So while my letter to President Obama was making its way across oceans, in and out of the bellies of planes and the bowels of trucks, being sorted and handled by Australian and American postal workers, and, I assumed, being dumped on the desk of whatever hapless intern tallies the topics of the President’s letters and issues the appropriate form letter in reply, I was doing my best to forget that I had ever sent it at all. I continued writing for The Life of the Law. I celebrated with Jodi on June 26th when DOMA was repealed, and wrote about that too. A dear friend from my childhood who is now an immigration lawyer offered to represent us pro bono in our petition for Jodi’s green card, and we got the application underway almost immediately. My sister came to visit us from the US. Jodi and I celebrated ten years of being together on August 14th. At one point I thought about my letter to Obama, still out there in the ether, and figured that now that my problem had been “solved” by the Judicial branch, it was probably a moot point to the Executive, and assumed that I might not get a reply since my issue was probably no longer as relevant as about, oh, forty million other things on the President’s plate.
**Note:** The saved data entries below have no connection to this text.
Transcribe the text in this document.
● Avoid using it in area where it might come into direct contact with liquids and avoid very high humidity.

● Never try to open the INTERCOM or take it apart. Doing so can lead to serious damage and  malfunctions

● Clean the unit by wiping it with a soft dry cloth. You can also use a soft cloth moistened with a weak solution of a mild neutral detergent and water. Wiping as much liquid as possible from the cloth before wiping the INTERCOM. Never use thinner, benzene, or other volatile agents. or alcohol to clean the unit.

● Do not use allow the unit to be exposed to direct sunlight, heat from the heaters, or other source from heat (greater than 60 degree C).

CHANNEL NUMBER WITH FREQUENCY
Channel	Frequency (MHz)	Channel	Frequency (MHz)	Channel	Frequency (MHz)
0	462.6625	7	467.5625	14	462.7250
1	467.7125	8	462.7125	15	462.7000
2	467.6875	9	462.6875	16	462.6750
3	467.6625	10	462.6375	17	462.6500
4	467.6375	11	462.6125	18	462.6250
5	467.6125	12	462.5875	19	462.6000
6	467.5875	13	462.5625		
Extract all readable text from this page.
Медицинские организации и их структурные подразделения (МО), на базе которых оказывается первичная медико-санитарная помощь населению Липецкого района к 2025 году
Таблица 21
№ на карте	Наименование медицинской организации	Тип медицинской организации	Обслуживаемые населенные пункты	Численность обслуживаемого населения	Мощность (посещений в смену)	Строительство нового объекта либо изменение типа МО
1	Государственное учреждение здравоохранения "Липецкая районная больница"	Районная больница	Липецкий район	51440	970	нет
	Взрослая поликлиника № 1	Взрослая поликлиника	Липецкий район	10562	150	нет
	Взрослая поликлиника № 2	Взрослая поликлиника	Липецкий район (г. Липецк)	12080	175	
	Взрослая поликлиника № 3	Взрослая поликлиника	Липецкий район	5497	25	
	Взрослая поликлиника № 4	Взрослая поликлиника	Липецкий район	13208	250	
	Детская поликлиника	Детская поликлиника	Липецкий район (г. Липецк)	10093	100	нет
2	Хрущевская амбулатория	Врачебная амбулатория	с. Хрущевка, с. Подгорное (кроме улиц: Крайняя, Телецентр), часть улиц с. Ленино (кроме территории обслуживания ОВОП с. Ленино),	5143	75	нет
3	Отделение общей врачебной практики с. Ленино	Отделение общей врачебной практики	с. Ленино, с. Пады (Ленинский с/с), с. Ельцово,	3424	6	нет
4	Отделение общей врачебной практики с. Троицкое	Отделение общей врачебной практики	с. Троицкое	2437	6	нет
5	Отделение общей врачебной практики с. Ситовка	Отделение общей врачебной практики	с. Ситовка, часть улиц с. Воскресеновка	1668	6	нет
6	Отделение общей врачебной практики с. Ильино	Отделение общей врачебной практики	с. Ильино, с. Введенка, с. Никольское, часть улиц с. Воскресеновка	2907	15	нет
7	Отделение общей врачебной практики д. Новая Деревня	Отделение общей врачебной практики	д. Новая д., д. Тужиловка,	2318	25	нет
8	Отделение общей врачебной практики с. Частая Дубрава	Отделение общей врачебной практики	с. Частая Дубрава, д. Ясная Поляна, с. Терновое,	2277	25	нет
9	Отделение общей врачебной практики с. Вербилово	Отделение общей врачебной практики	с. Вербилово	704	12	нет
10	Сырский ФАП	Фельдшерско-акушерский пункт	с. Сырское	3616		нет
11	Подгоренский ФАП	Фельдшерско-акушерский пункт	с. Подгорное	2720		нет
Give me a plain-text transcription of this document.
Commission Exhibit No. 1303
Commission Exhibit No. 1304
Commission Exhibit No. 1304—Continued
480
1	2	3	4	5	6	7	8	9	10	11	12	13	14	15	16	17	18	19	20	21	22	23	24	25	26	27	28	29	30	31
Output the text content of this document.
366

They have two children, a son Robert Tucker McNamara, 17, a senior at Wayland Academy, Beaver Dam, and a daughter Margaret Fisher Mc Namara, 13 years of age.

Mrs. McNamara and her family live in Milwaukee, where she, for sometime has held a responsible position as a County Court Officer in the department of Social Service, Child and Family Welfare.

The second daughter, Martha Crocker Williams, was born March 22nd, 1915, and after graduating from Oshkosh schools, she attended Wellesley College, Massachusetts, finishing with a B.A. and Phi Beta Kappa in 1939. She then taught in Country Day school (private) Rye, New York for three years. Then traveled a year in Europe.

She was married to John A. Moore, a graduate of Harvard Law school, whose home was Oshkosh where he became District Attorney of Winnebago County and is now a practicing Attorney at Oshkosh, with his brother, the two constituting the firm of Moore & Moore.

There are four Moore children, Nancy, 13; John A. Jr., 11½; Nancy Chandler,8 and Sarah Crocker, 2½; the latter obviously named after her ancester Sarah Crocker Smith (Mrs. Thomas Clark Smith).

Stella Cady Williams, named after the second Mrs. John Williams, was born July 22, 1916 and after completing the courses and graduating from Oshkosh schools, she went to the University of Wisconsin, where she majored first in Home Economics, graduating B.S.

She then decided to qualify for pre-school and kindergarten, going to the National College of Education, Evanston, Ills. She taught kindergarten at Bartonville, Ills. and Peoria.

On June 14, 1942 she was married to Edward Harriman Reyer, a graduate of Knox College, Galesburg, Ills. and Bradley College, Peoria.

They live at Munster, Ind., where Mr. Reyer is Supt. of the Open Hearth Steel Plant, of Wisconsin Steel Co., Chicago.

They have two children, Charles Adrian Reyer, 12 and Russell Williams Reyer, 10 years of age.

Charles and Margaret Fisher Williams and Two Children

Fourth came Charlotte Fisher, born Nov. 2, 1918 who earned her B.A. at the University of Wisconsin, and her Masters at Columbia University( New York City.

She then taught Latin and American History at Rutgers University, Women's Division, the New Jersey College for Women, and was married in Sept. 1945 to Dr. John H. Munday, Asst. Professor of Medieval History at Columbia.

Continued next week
Months went by. We held a Thanksgiving dinner for our Sydney friends, successfully fitting 18 people in our small apartment and bringing the joys of thankfulness and tryptophan to a group of uninitiated Australians. My mom came to visit from the US, and we spent Christmas in Western Australia with Jodi’s parents—the first time our families had ever met in our decade together. We watched the spectacular Sydney Harbour fireworks on New Year’s Eve, looked toward the future, and totally forgot the lonely letter mailed ten months prior.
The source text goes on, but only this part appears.